By John Celock
Young candidates are on the move with one U.S. Senate candidate traveling the state in six days and a congressional candidate pledging to walk 100 miles in a week.
Missouri Secretary of State Jason Kander, the presumptive Democratic nominee against U.S. Sen. Roy Blunt (R) in next year’s race, announced Friday that he completed a six day tour of the 114 counties in Missouri, saying he talked to residents about how to change Congress. Alex Law, who is challenging U.S. Rep. Donald Norcross (D-N.J.) in next year’s Democratic primary, announced Friday that he will be conducting a 100 mile walking tour of his district’s 52 towns next week.

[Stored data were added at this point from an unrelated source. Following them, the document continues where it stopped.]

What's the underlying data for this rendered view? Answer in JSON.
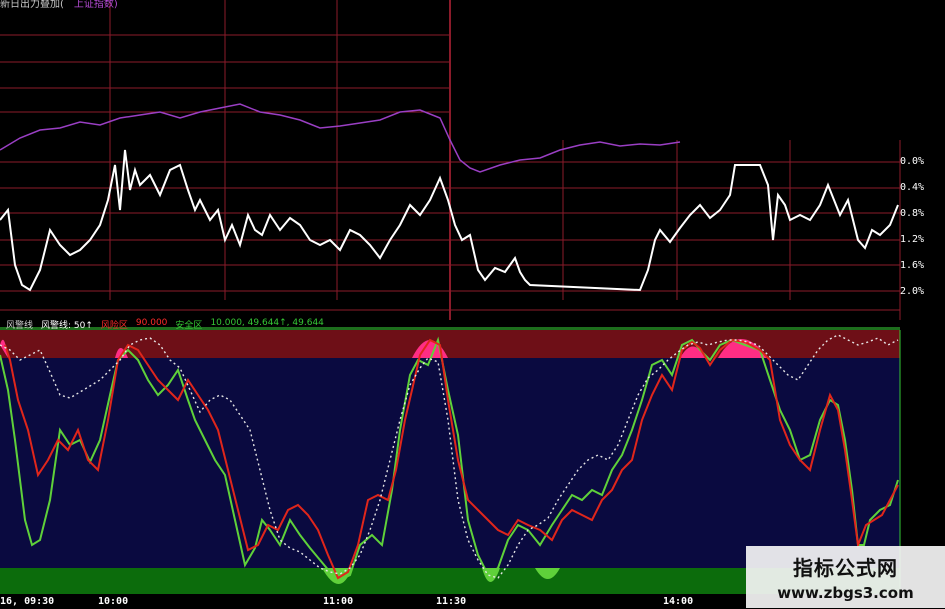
{
  "header": {
    "title": "新日出力叠加(",
    "subtitle": "上证指数)"
  },
  "upper_axis": {
    "labels": [
      "0.0%",
      "0.4%",
      "0.8%",
      "1.2%",
      "1.6%",
      "2.0%"
    ]
  },
  "lower_legend": {
    "name": "风警线",
    "item1_label": "风警线: 50↑",
    "item2_label": "风险区",
    "item2_value": "90.000",
    "item3_label": "安全区",
    "item3_value": "10.000, 49.644↑, 49.644"
  },
  "time_axis": {
    "labels": [
      "16, 09:30",
      "10:00",
      "11:00",
      "11:30",
      "14:00"
    ]
  },
  "watermark": {
    "title": "指标公式网",
    "url": "www.zbgs3.com"
  },
  "colors": {
    "grid": "#8b1b2a",
    "purple_line": "#9a3fc4",
    "white_line": "#ffffff",
    "risk_zone": "#6e0f17",
    "safe_zone": "#0c6c0c",
    "lower_bg": "#0a0a40",
    "red_line": "#e0261b",
    "green_line": "#5fd13a",
    "pink_fill": "#ff2d84"
  }
}
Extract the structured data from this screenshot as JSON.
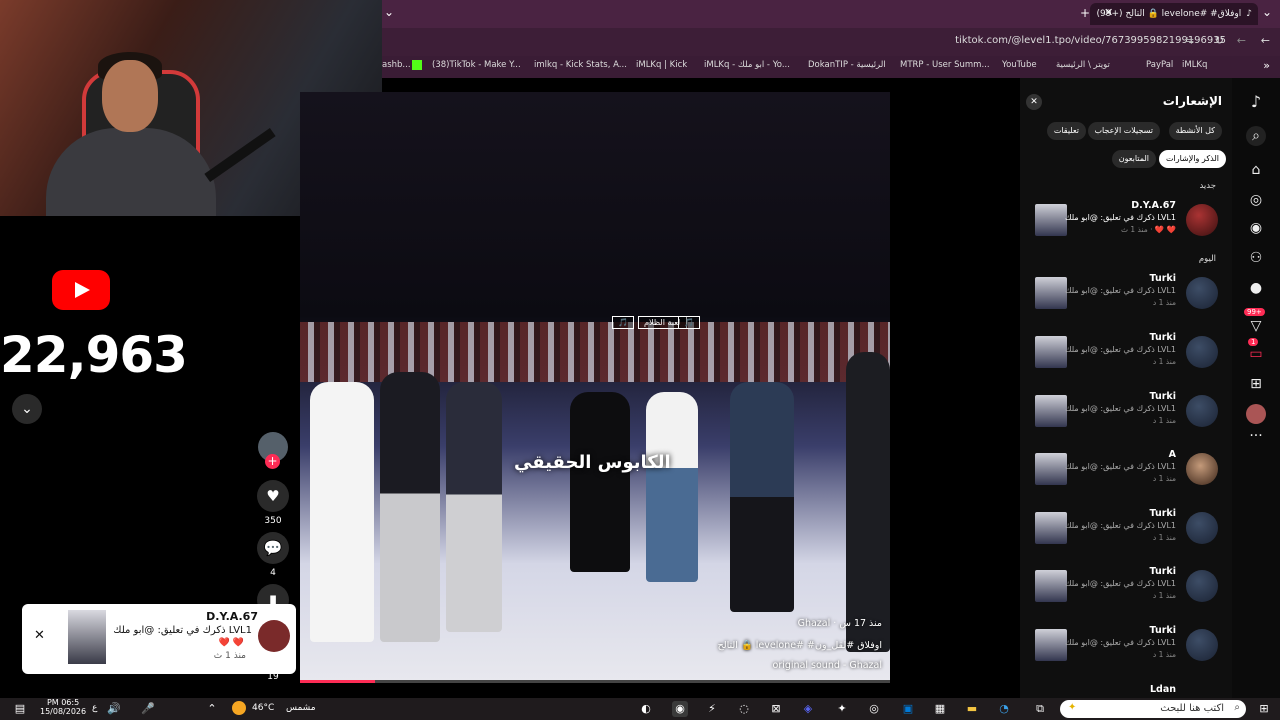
{
  "browser": {
    "new_tab_symbol": "+",
    "tab_title": "(99+) التالح 🔒 levelone# #اوفلاق",
    "url": "tiktok.com/@level1.tpo/video/7673995982199196935",
    "bookmarks": [
      "ashb...",
      "(38)TikTok - Make Y...",
      "imlkq - Kick Stats, A...",
      "iMLKq | Kick",
      "iMLKq - ابو ملك - Yo...",
      "DokanTIP - الرئيسية",
      "MTRP - User Summ...",
      "YouTube",
      "تويتر \\ الرئيسية",
      "PayPal",
      "iMLKq"
    ]
  },
  "left_panel": {
    "subscriber_count": "22,963",
    "youtube_icon": "youtube-icon"
  },
  "video": {
    "caption": "الكابوس الحقيقي",
    "top_tags": [
      "🎵",
      "لعبة الظلام",
      "🎵"
    ],
    "author": "Ghazal · منذ 17 س",
    "description": "التالح 🔒 levelone# #اوفلاق #لقل_ون",
    "sound": "original sound - Ghazal",
    "progress_percent": 12.7
  },
  "actions": {
    "like_count": "350",
    "comment_count": "4",
    "share_count": "19"
  },
  "toast": {
    "name": "D.Y.A.67",
    "text": "ذكرك في تعليق: @ابو ملك LVL1",
    "hearts": "❤️ ❤️",
    "time": "منذ 1 ث",
    "close_symbol": "✕"
  },
  "notifications": {
    "close_symbol": "✕",
    "title": "الإشعارات",
    "chips": [
      {
        "label": "كل الأنشطة",
        "active": false
      },
      {
        "label": "تسجيلات الإعجاب",
        "active": false
      },
      {
        "label": "تعليقات",
        "active": false
      },
      {
        "label": "الذكر والإشارات",
        "active": true
      },
      {
        "label": "المتابعون",
        "active": false
      }
    ],
    "section_new": "جديد",
    "section_today": "اليوم",
    "new_item": {
      "name": "D.Y.A.67",
      "text": "ذكرك في تعليق: @ابو ملك LVL1",
      "time": "منذ 1 ث · ❤️ ❤️"
    },
    "items": [
      {
        "name": "Turki",
        "text": "ذكرك في تعليق: @ابو ملك LVL1",
        "time": "منذ 1 د"
      },
      {
        "name": "Turki",
        "text": "ذكرك في تعليق: @ابو ملك LVL1",
        "time": "منذ 1 د"
      },
      {
        "name": "Turki",
        "text": "ذكرك في تعليق: @ابو ملك LVL1",
        "time": "منذ 1 د"
      },
      {
        "name": "A",
        "text": "ذكرك في تعليق: @ابو ملك LVL1",
        "time": "منذ 1 د"
      },
      {
        "name": "Turki",
        "text": "ذكرك في تعليق: @ابو ملك LVL1",
        "time": "منذ 1 د"
      },
      {
        "name": "Turki",
        "text": "ذكرك في تعليق: @ابو ملك LVL1",
        "time": "منذ 1 د"
      },
      {
        "name": "Turki",
        "text": "ذكرك في تعليق: @ابو ملك LVL1",
        "time": "منذ 1 د"
      },
      {
        "name": "Ldan",
        "text": "",
        "time": ""
      }
    ]
  },
  "sidebar": {
    "inbox_badge": "99+",
    "messages_badge": "1",
    "more_symbol": "···"
  },
  "taskbar": {
    "time": "PM 06:5",
    "date": "15/08/2026",
    "lang": "ع",
    "weather": "46°C",
    "weather_text": "مشمس",
    "search_placeholder": "اكتب هنا للبحث"
  },
  "colors": {
    "tiktok_red": "#fe2c55",
    "browser_tab": "#4a2342",
    "youtube_red": "#ff0000"
  }
}
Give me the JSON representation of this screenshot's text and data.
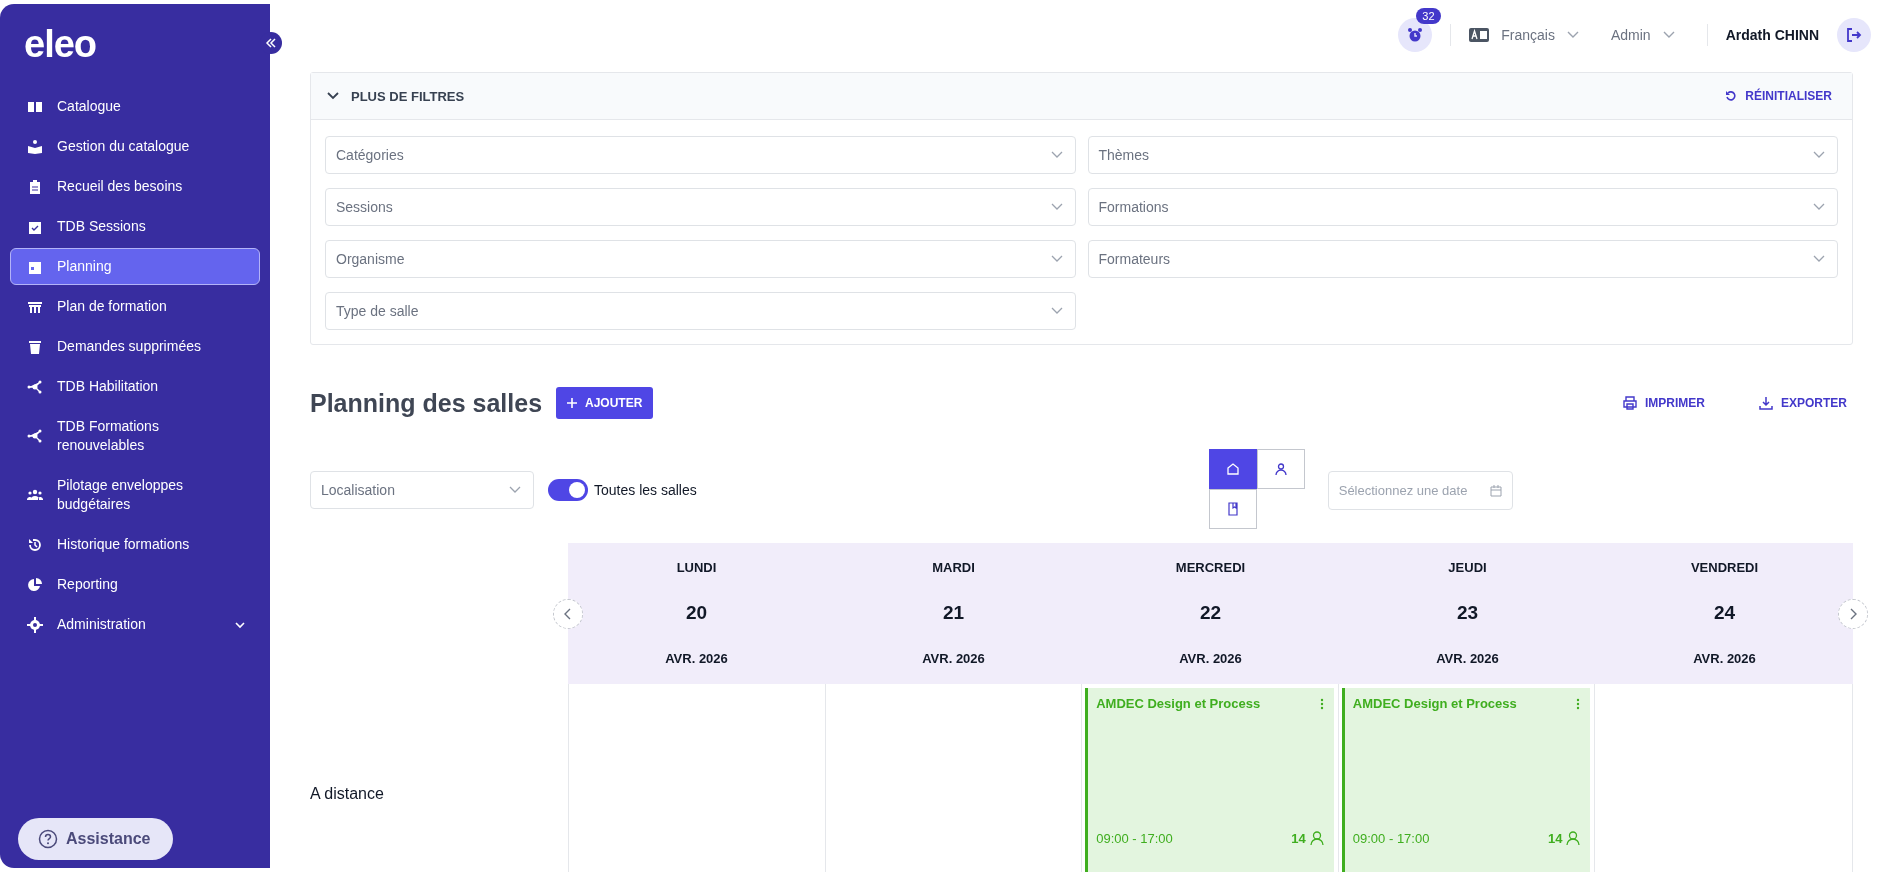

Both Kander, 33, and Law, 24, have made voter contact major points of their races. Kander, who has been gaining national attention in his Senate bid, has been known for his statewide travel since being elected secretary of state in 2012. Kander said he wanted to travel the state in order to discuss issues relating to Congress with Show Me State residents.
“Congress has near record-low approval ratings, so I hit the road to hear from Missourians first-hand about what they want changed in Washington,” Kander said in blog post on his website. “Too many politicians just talk at their constituents and don’t listen, so I went to every county in the state over the past six days to hear what Missourians really think about Congress. Their message was clear: Washington is completely broken and Missourians want a fresh start in Congress.”
Kander made door-to-door campaigning a key part of his successful run for the Missouri House of Representatives in 2008. During that race, Kander, an Army veteran, would routinely wear his Army boots and take photos with people, which he would later mail back to them as a reminder of his visit.
Law, who says that his campaign has knocked on 17,000 doors in his campaign to date, has made voter contact a key part of his uphill battle against Norcross, the brother of South Jersey Democratic leader George Norcross. Earlier this year, Law announced that he was quitting his job in order to focus fulltime on his campaign.